Afterwards, Eisenstein wrote, he "saw an elderly man sitting and rocking back and forth as if in prayer or mourning.
"I walked toward him and he asked in Yiddish who I was. I replied that I was a Jewish-American soldier. The man cried and said, 'Everything is over, everything is lost.'
"I put my hand in my pocket and remembered that last night we were chasing SS forces, killing them and rummaging through their pockets. I had 15,000 to 20,000 German Marks in my coat. I took the money out and tried to put it in the pocket of this prisoner's uniform. He looked at me and said in Yiddish, 'I cannot accept this gift ... it's not proper ... I have nothing to give you in return, pointing at his yellow Star of David badge on his uniform."
Eisenstein made him a deal—the money he took from the slain SS soldiers for his Yellow Star. "He gave it to me and it's been in my possession for the past 40 years," he said.
"As an infantry sergeant, I had many experiences.
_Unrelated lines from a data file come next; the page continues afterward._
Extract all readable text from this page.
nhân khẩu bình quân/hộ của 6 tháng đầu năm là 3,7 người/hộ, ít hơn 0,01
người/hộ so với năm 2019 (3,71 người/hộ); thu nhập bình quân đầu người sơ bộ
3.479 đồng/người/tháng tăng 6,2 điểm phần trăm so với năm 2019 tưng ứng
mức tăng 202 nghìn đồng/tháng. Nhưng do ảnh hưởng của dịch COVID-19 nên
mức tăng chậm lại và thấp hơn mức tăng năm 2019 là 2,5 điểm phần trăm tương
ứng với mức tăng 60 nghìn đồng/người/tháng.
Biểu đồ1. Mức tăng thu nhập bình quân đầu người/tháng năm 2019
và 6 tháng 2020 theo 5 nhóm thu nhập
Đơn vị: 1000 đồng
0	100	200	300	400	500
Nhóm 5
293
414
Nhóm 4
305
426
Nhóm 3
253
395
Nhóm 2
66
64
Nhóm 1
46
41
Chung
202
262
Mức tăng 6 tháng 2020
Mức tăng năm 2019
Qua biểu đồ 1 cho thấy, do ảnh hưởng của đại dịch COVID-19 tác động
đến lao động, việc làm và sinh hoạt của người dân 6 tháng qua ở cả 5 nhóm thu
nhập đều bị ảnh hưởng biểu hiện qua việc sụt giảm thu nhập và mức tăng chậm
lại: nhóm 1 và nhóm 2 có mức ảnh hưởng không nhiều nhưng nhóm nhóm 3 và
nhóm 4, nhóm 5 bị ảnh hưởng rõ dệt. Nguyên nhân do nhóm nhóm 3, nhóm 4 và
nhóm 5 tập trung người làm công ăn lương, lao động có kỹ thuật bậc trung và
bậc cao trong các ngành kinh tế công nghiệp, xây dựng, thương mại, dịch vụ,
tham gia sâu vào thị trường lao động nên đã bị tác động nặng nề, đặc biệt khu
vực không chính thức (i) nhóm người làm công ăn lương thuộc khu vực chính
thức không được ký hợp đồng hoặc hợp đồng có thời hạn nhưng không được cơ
But I must point out that when that lost soul told me that he could not accept my gift, because he had nothing to give in return, I broke down completely. That moment of human emotional expression will forever remain the apex point of my life. I always hoped that my gift was useful and gave this man a chance to live, maybe in Israel, where he could live a normal life again."
Massua Director-General Aya Ben Naftali stressed the significance of Weinstein's collection, as it is not only testimony by a Jewish officer who liberated Nazi concentration camps, but also a look through the eyes of a doctor, who took note of "both the physical condition of the survivors and their mental state."
"There are hardly any references to this in writing," she noted. "It really describes the day the war ended and the situation of the Jewish people with great empathy."